Case ID: f_209/html/0611-01.html
Source: Caselaw Access Project
Author: {"author": "PER CURIAM.", "license": "Public Domain", "url": "https://static.case.law/"}
Date Created: 2024-08-24T03:29:51.129683

FIRST NAT. BANK OF ATLANTA, TEX., v. CAMERON.
    (Circuit Court of Appeals, Fifth Circuit.
    December 1, 1913.)
    No. 2,478.
    Bankruptcy (§ 328*)—Time por Allowing Claims—Claims Liquidated by Litigation.
    An agreement between a trustee in bankruptcy and a secured creditor as to the value of the latter’s security, made pending a suit in a state court to which both were parties and in which that question was involved, is a liquidation by litigation of the amount of the claim unsecured, within the meaning of Banter. Act July 1, 1898, c. 541, § 57n, 30 Stat. 561 (U. S. Comp. St. 1901, p. 3444), which entitles the creditor to prove such claim within 60 days, although the year for proving claims has expired.
    [Ed. Note.—For other eases, see Bankruptcy, Cent. Dig. § 518; Dec. Dig. § 328.*]
    Appeal from the District Court of the United States for the Eastern District of Texas; Gordon Russell, Judge.
    From an order disallowing its claim in bankruptcy proceedings, the First National Bank of Atlanta, Tex., appeals.
    Reversed.
    Will Steel, of Texarkana, Ark., for appellant.
    Before PARDEE and SHELBY, Circuit Judges, and CADE, District Judge.
   PER CURIAM.

It appears that the appellant, a secured creditor, and the appellee, trustee in bankruptcy, pending a litigation. in the state courts in which both were parties and in which the value of the creditor’s security was involved, agreed together as to the value of the creditor’s security, and thereafter the .bankruptcy court approved such agreement and directed the carrying out of the same.

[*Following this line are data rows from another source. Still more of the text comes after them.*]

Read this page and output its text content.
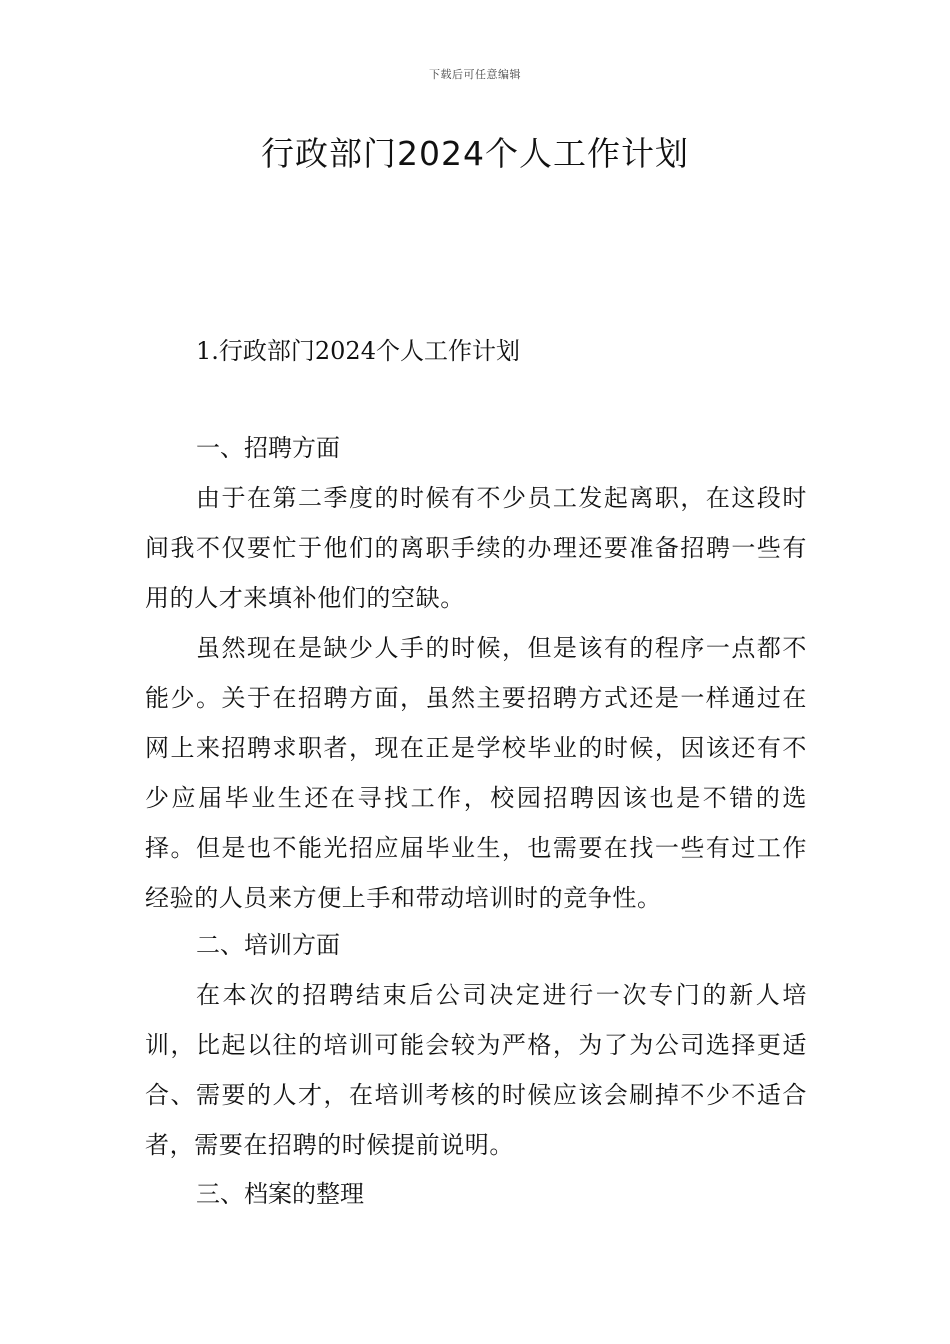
下载后可任意编辑
行政部门2024个人工作计划
1.行政部门2024个人工作计划
一、招聘方面

由于在第二季度的时候有不少员工发起离职，在这段时间我不仅要忙于他们的离职手续的办理还要准备招聘一些有用的人才来填补他们的空缺。

虽然现在是缺少人手的时候，但是该有的程序一点都不能少。关于在招聘方面，虽然主要招聘方式还是一样通过在网上来招聘求职者，现在正是学校毕业的时候，因该还有不少应届毕业生还在寻找工作，校园招聘因该也是不错的选择。但是也不能光招应届毕业生，也需要在找一些有过工作经验的人员来方便上手和带动培训时的竞争性。

二、培训方面

在本次的招聘结束后公司决定进行一次专门的新人培训，比起以往的培训可能会较为严格，为了为公司选择更适合、需要的人才，在培训考核的时候应该会刷掉不少不适合者，需要在招聘的时候提前说明。

三、档案的整理
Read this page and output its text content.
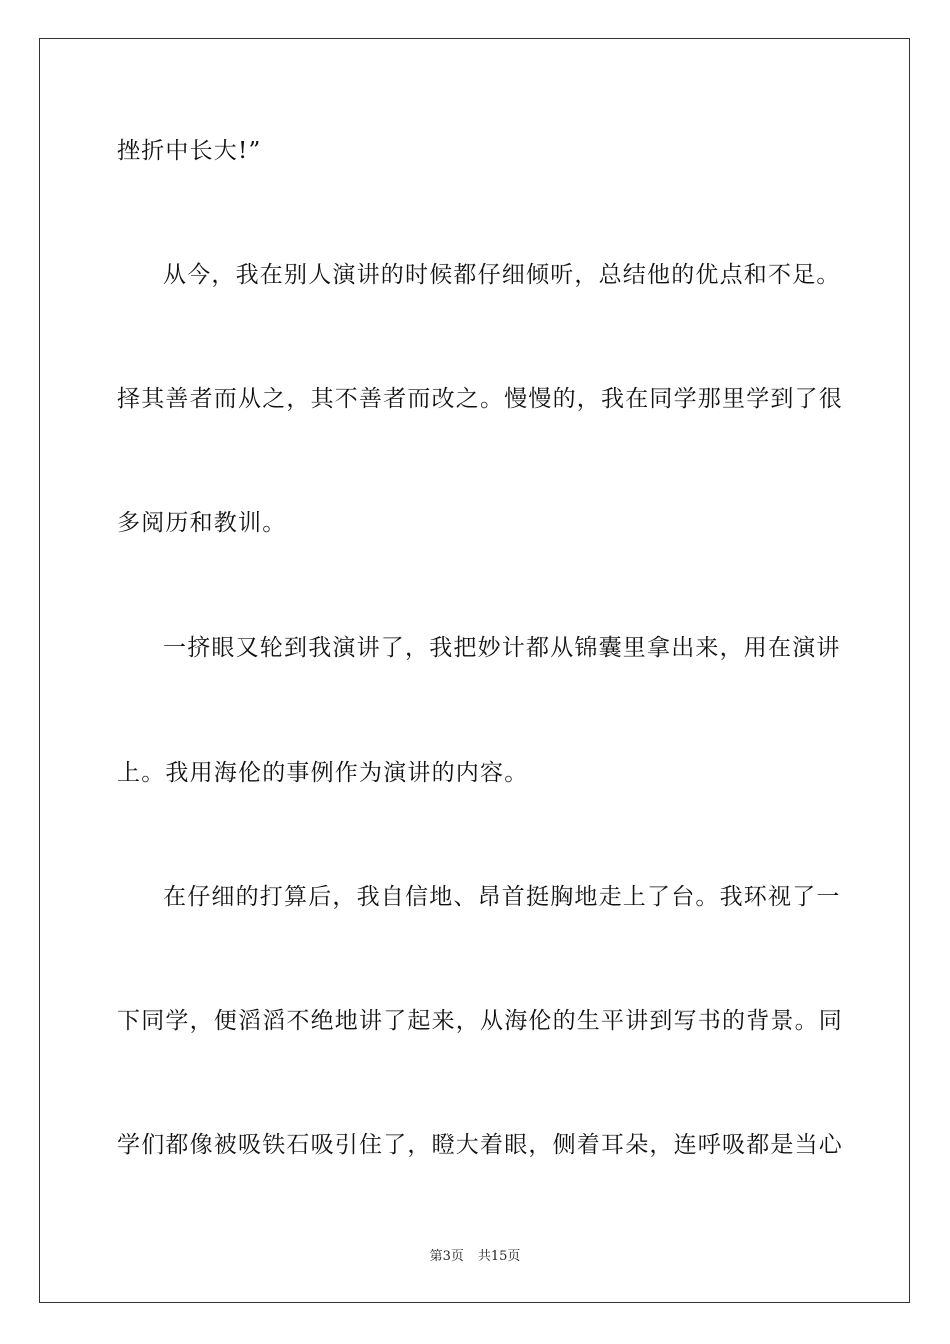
挫折中长大!”
从今，我在别人演讲的时候都仔细倾听，总结他的优点和不足。
择其善者而从之，其不善者而改之。慢慢的，我在同学那里学到了很
多阅历和教训。
一挤眼又轮到我演讲了，我把妙计都从锦囊里拿出来，用在演讲
上。我用海伦的事例作为演讲的内容。
在仔细的打算后，我自信地、昂首挺胸地走上了台。我环视了一
下同学，便滔滔不绝地讲了起来，从海伦的生平讲到写书的背景。同
学们都像被吸铁石吸引住了，瞪大着眼，侧着耳朵，连呼吸都是当心
第3页 共15页
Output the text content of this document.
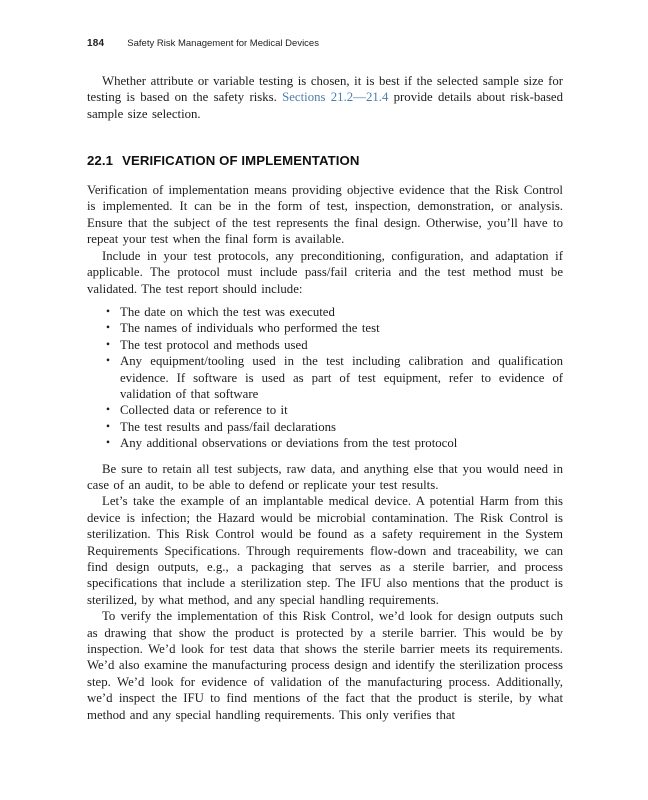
184 Safety Risk Management for Medical Devices

Whether attribute or variable testing is chosen, it is best if the selected sample size for testing is based on the safety risks. Sections 21.2—21.4 provide details about risk-based sample size selection.

22.1 VERIFICATION OF IMPLEMENTATION

Verification of implementation means providing objective evidence that the Risk Control is implemented. It can be in the form of test, inspection, demonstration, or analysis. Ensure that the subject of the test represents the final design. Otherwise, you’ll have to repeat your test when the final form is available.

Include in your test protocols, any preconditioning, configuration, and adaptation if applicable. The protocol must include pass/fail criteria and the test method must be validated. The test report should include:

• The date on which the test was executed
• The names of individuals who performed the test
• The test protocol and methods used
• Any equipment/tooling used in the test including calibration and qualification evidence. If software is used as part of test equipment, refer to evidence of validation of that software
• Collected data or reference to it
• The test results and pass/fail declarations
• Any additional observations or deviations from the test protocol

Be sure to retain all test subjects, raw data, and anything else that you would need in case of an audit, to be able to defend or replicate your test results.

Let’s take the example of an implantable medical device. A potential Harm from this device is infection; the Hazard would be microbial contamination. The Risk Control is sterilization. This Risk Control would be found as a safety requirement in the System Requirements Specifications. Through requirements flow-down and traceability, we can find design outputs, e.g., a packaging that serves as a sterile barrier, and process specifications that include a sterilization step. The IFU also mentions that the product is sterilized, by what method, and any special handling requirements.

To verify the implementation of this Risk Control, we’d look for design outputs such as drawing that show the product is protected by a sterile barrier. This would be by inspection. We’d look for test data that shows the sterile barrier meets its requirements. We’d also examine the manufacturing process design and identify the sterilization process step. We’d look for evidence of validation of the manufacturing process. Additionally, we’d inspect the IFU to find mentions of the fact that the product is sterile, by what method and any special handling requirements. This only verifies that
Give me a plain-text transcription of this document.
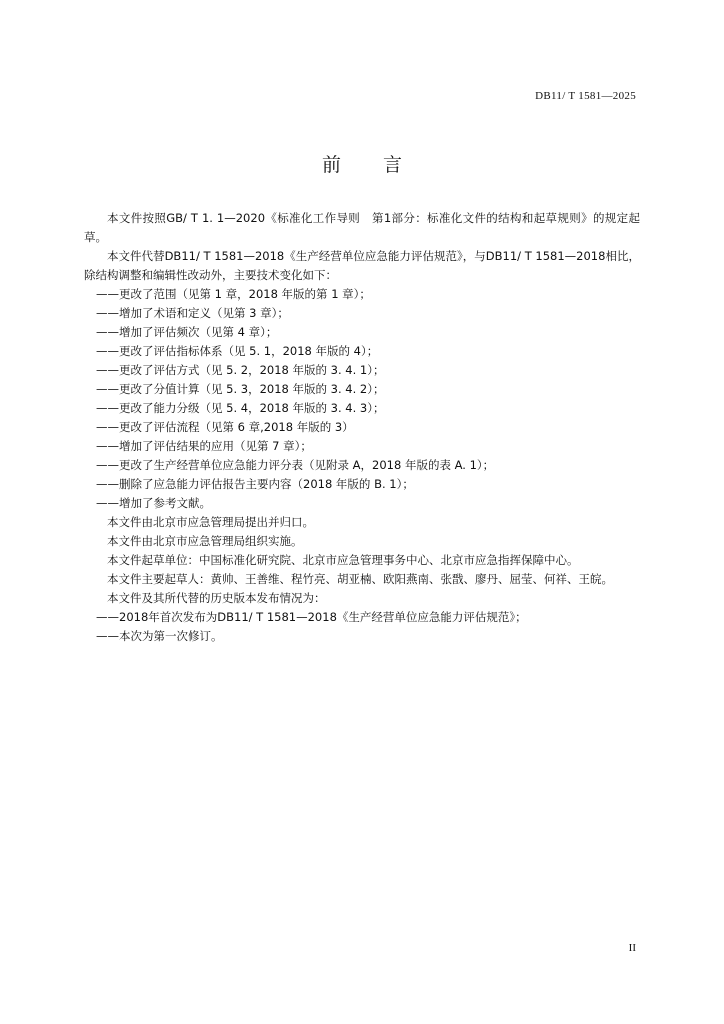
DB11/ T 1581—2025
前言

本文件按照GB/ T 1. 1—2020《标准化工作导则　第1部分：标准化文件的结构和起草规则》的规定起草。

本文件代替DB11/ T 1581—2018《生产经营单位应急能力评估规范》，与DB11/ T 1581—2018相比，除结构调整和编辑性改动外，主要技术变化如下：

——更改了范围（见第 1 章，2018 年版的第 1 章）；

——增加了术语和定义（见第 3 章）；

——增加了评估频次（见第 4 章）；

——更改了评估指标体系（见 5. 1，2018 年版的 4）；

——更改了评估方式（见 5. 2，2018 年版的 3. 4. 1）；

——更改了分值计算（见 5. 3，2018 年版的 3. 4. 2）；

——更改了能力分级（见 5. 4，2018 年版的 3. 4. 3）；

——更改了评估流程（见第 6 章,2018 年版的 3）

——增加了评估结果的应用（见第 7 章）；

——更改了生产经营单位应急能力评分表（见附录 A，2018 年版的表 A. 1）；

——删除了应急能力评估报告主要内容（2018 年版的 B. 1）；

——增加了参考文献。

本文件由北京市应急管理局提出并归口。

本文件由北京市应急管理局组织实施。

本文件起草单位：中国标准化研究院、北京市应急管理事务中心、北京市应急指挥保障中心。

本文件主要起草人：黄帅、王善维、程竹亮、胡亚楠、欧阳燕南、张戬、廖丹、屈莹、何祥、王皖。

本文件及其所代替的历史版本发布情况为：

——2018年首次发布为DB11/ T 1581—2018《生产经营单位应急能力评估规范》；

——本次为第一次修订。

II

It seems to us that this was a liquidation by litigation, within the purview of section 57n of the Bankruptcy Law, and that, although more than one year had elapsed from the adjudication in .bankruptcy, the appellant had the right to prove within 60 days from such litigation the amount of his unsecured claim. See Powell v. Leavitt, 150 Fed. 89, 80 C. C. A. 43; Keppel v. Tiffin Savings Bank, 197 U. S. 356, 25 Sup. Ct. 443, 49 L. Ed. 790; Page v. Rogers, 211 U. S. 575, 29 Sup. Ct. 159, 53 L. Ed. 332,

The decree appealed from is reversed, and the cause is remanded, with instructions to allow the appellant to prove as presented his unsecured debt.